Jumlah Petugas Pemilu yang Meninggal Dunia Bertambah Jadi 57
Suara Kalbar– Jumlah petugas pemilu yang meninggal dunia semakin bertambah. Per 17 Februari 2024 ada sebanyak 57 orang yang diketahui meninggal dunia.
Data Kementerian Kesehatan (Kemenkes), kematian tersebut terdiri dari 29 anggota KPPS, 10 anggota linmas, sembilan saksi, enam petugas, dua panitia pemungutan suara, serta satu anggota Bawaslu, Minggu (18/2024)
Adapun berdasarkan usia, empat petugas berusia 17-20 tahun, tujuh petugas berusia 21-30 tahun, delapan petugas berusia 31-40 tahun, 18 petugas berusia 41-50 tahun, 15 petugas berusia 51-60 tahun, dan lima petugas berusia di atas 60 tahun.
Dikutip dari BeritaSatu, penyebab kematian tertinggi adalah penyakit jantung (13 kejadian), kecelakaan (8 kejadian), gangguan pernapasan akut dan hipertensi masing-masing sebanyak 5 kejadian.
Selain itu penyakit serebrovaskular sebanyak 4 kejadian, kegagalan multiorgan dan syok septik masing-masing sebanyak 2 kejadian, serta sesak napas, asma, dan diabetes melitus masing-masing sebanyak 1 kejadian. Sementara penyebab kematian 15 orang lagi masih dikonfirmasi.
Angka kematian tertinggi ditemukan di Jawa Barat (13), Jawa Timur (12), Jawa Tengah (11), dan DKI Jakarta (6).
Adapun di Sumatera Utara, Sumatera Selatan, Banten, Kalimantan Barat, Sulawesi Selatan, masing-masing ada 2 petugas meninggal. Sementara di Riau, Sumatra Barat, DI Yogyakarta, Kalimantan Timur, Sulawesi Utara, masing-masing ada petugas meninggal.
Selain itu sebanyak 8.381 petugas pemilu dirawat dengan pasien terbanyak yaitu anggota KPPS (4.281 orang), panitia pemungutan suara (PPS) sebanyak 1.040 orang, dan petugas sebanyak 1.034 orang.

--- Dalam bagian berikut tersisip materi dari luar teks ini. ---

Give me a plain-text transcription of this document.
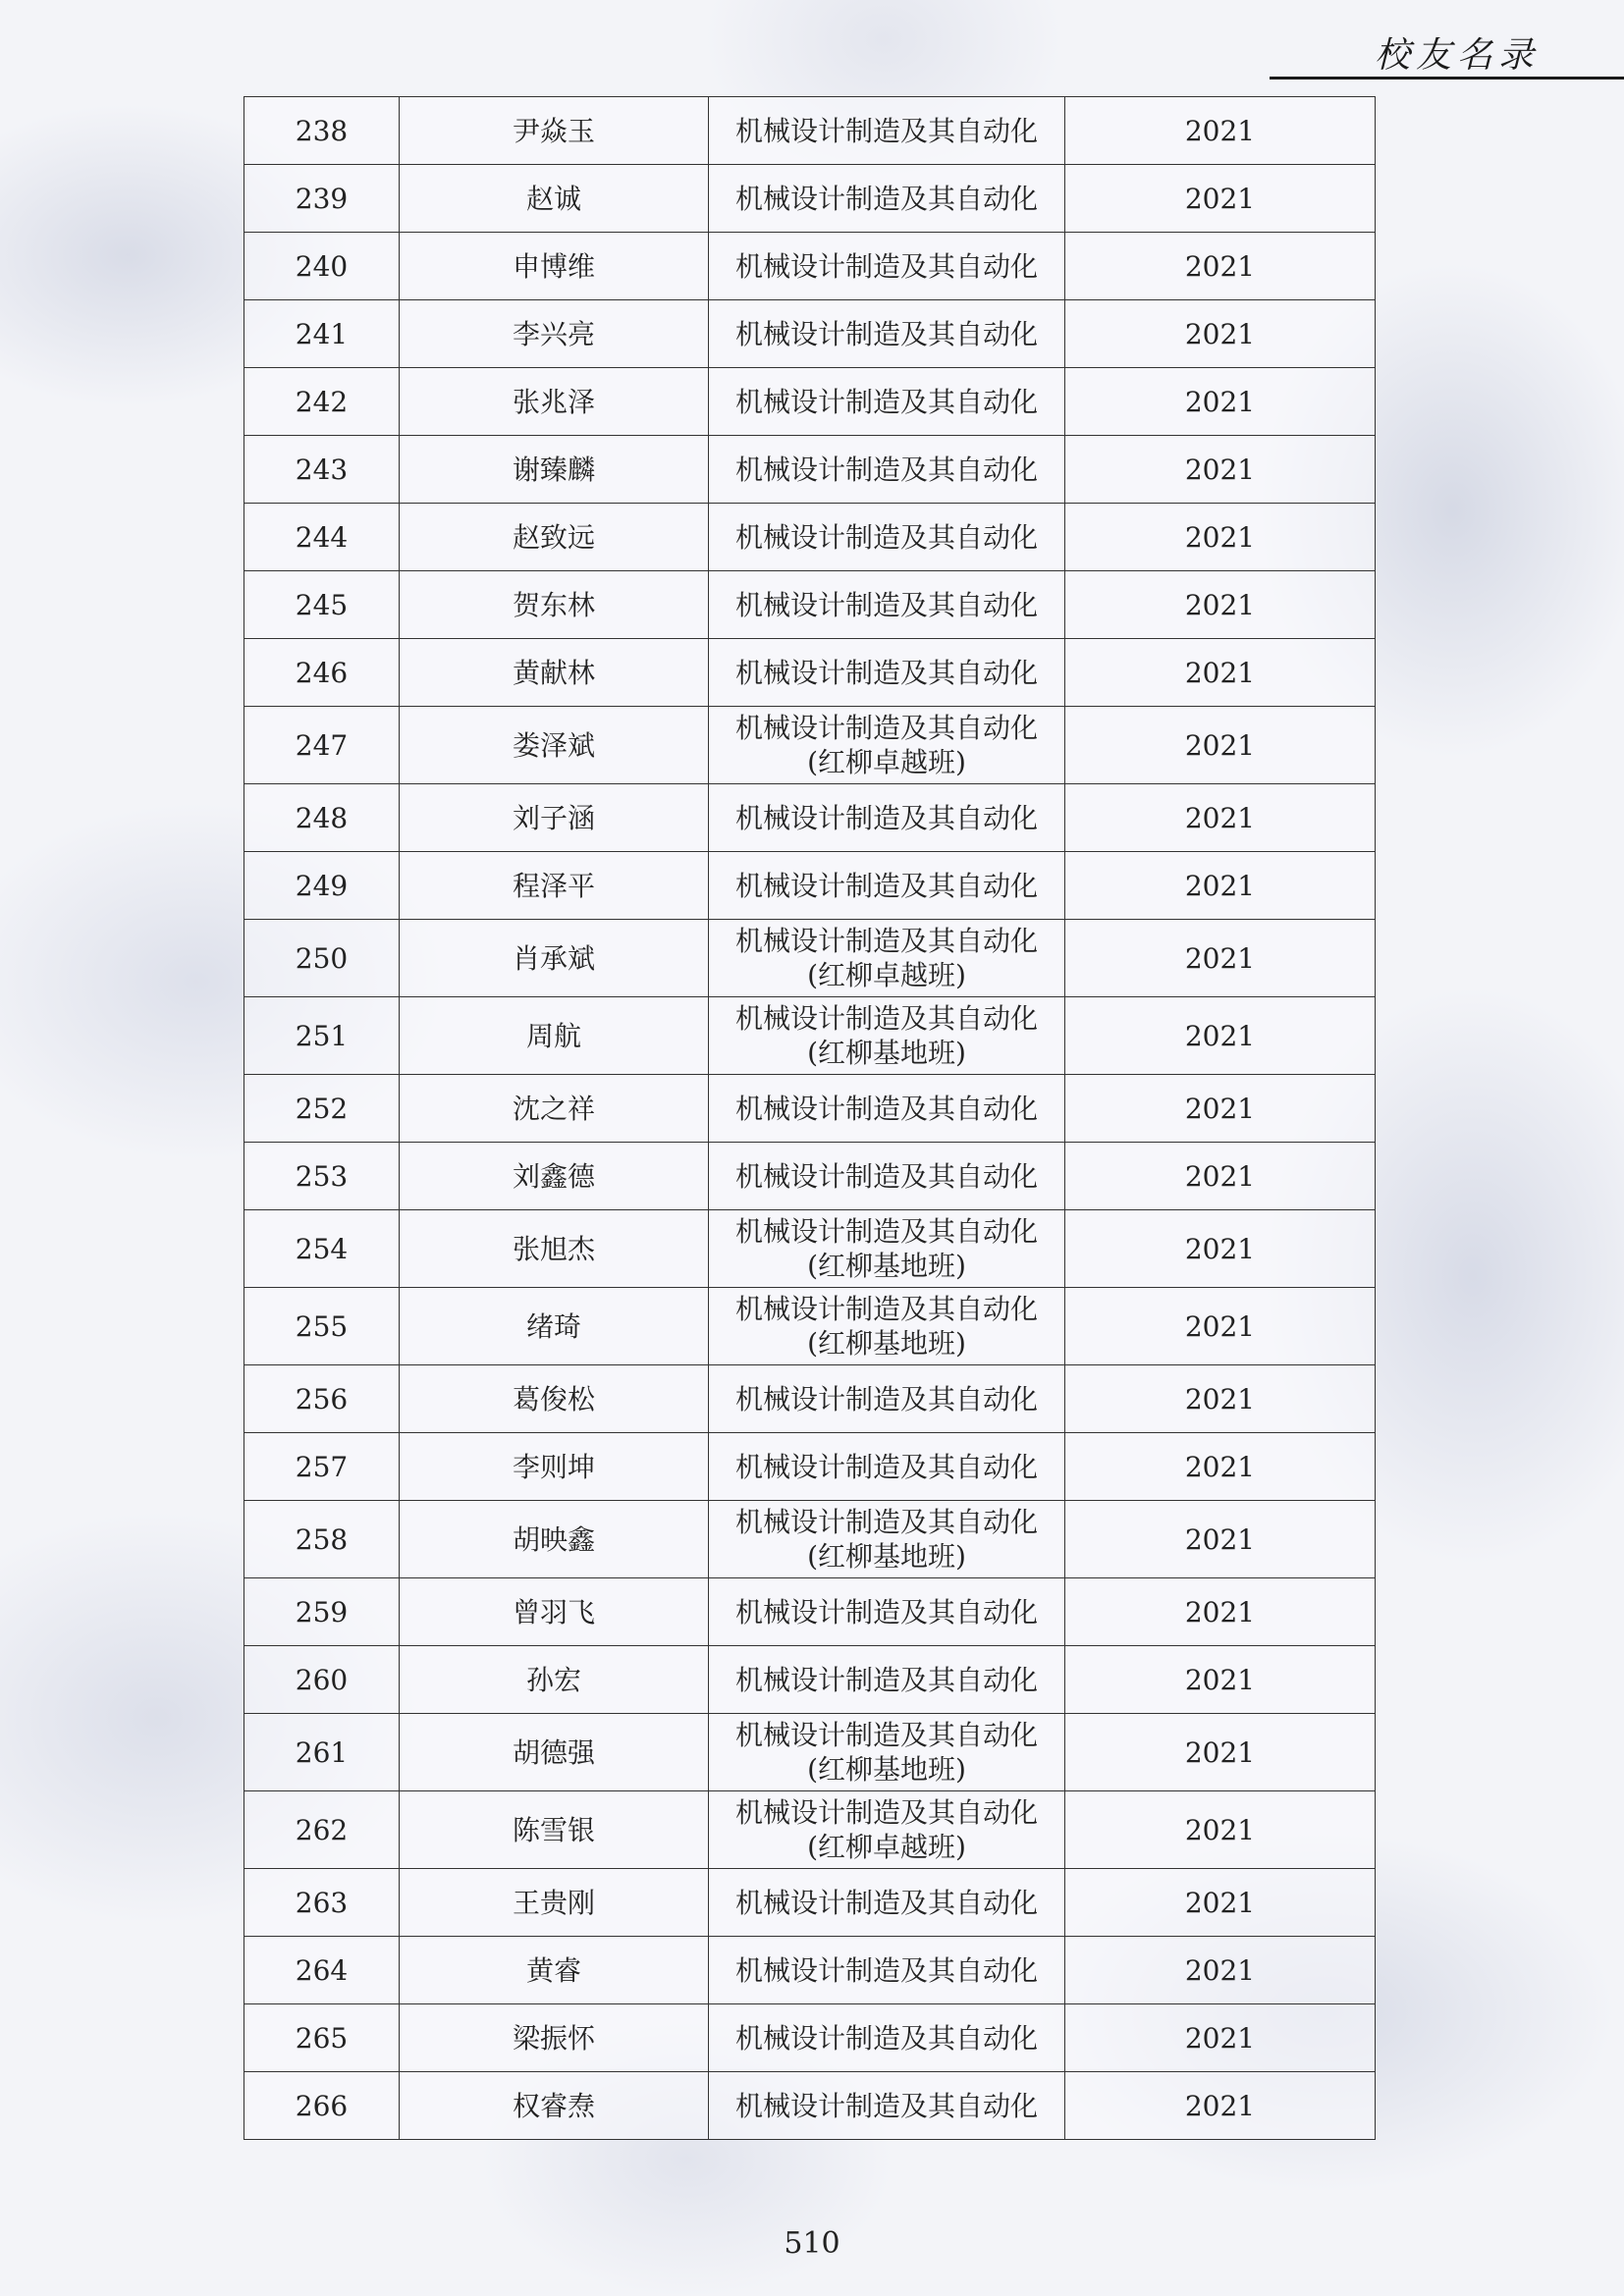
校友名录
238	尹焱玉	机械设计制造及其自动化	2021
239	赵诚	机械设计制造及其自动化	2021
240	申博维	机械设计制造及其自动化	2021
241	李兴亮	机械设计制造及其自动化	2021
242	张兆泽	机械设计制造及其自动化	2021
243	谢臻麟	机械设计制造及其自动化	2021
244	赵致远	机械设计制造及其自动化	2021
245	贺东林	机械设计制造及其自动化	2021
246	黄献林	机械设计制造及其自动化	2021
247	娄泽斌	机械设计制造及其自动化
(红柳卓越班)	2021
248	刘子涵	机械设计制造及其自动化	2021
249	程泽平	机械设计制造及其自动化	2021
250	肖承斌	机械设计制造及其自动化
(红柳卓越班)	2021
251	周航	机械设计制造及其自动化
(红柳基地班)	2021
252	沈之祥	机械设计制造及其自动化	2021
253	刘鑫德	机械设计制造及其自动化	2021
254	张旭杰	机械设计制造及其自动化
(红柳基地班)	2021
255	绪琦	机械设计制造及其自动化
(红柳基地班)	2021
256	葛俊松	机械设计制造及其自动化	2021
257	李则坤	机械设计制造及其自动化	2021
258	胡映鑫	机械设计制造及其自动化
(红柳基地班)	2021
259	曾羽飞	机械设计制造及其自动化	2021
260	孙宏	机械设计制造及其自动化	2021
261	胡德强	机械设计制造及其自动化
(红柳基地班)	2021
262	陈雪银	机械设计制造及其自动化
(红柳卓越班)	2021
263	王贵刚	机械设计制造及其自动化	2021
264	黄睿	机械设计制造及其自动化	2021
265	梁振怀	机械设计制造及其自动化	2021
266	权睿焘	机械设计制造及其自动化	2021
510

Kemudian saksi sebanyak 707 orang, anggota linmas sebanyak 694, anggota Bawaslu sebanyak 381, dan Panitia Pemilihan Kecamatan sebanyak 244 orang.
Menurut rentang usia, pasien berumur 17-20 tahun sebanyak 531 orang, 21-30 tahun sebanyak 2.424, 31-40 tahun sebanyak 1.967 orang, 41-50 tahun 2.049 orang, 51-60 tahun sebanyak 1.161 orang, dan 60 tahun ke atas sebanyak 249 orang.
Para pasien tersebut dirawat karena mengidap berbagai penyakit antara lain penyakit pada kerongkongan, lambung dan usus 12 jari, hipertensi, infeksi saluran pernafasan bagian atas akut, gangguan jaringan lunak, radang paru-paru, infeksi usus, dan penyakit telinga bagian dalam.
Kepala Biro Komunikasi dan Pelayanan Publik Kementerian Kesehatan Siti Nadia Tarmizi mengatakan sekitar 15% dari petugas KPPS berusia di atas 55 tahun. Selain itu, masih ada yang memiliki penyakit komorbid, tetapi tidak terkontrol.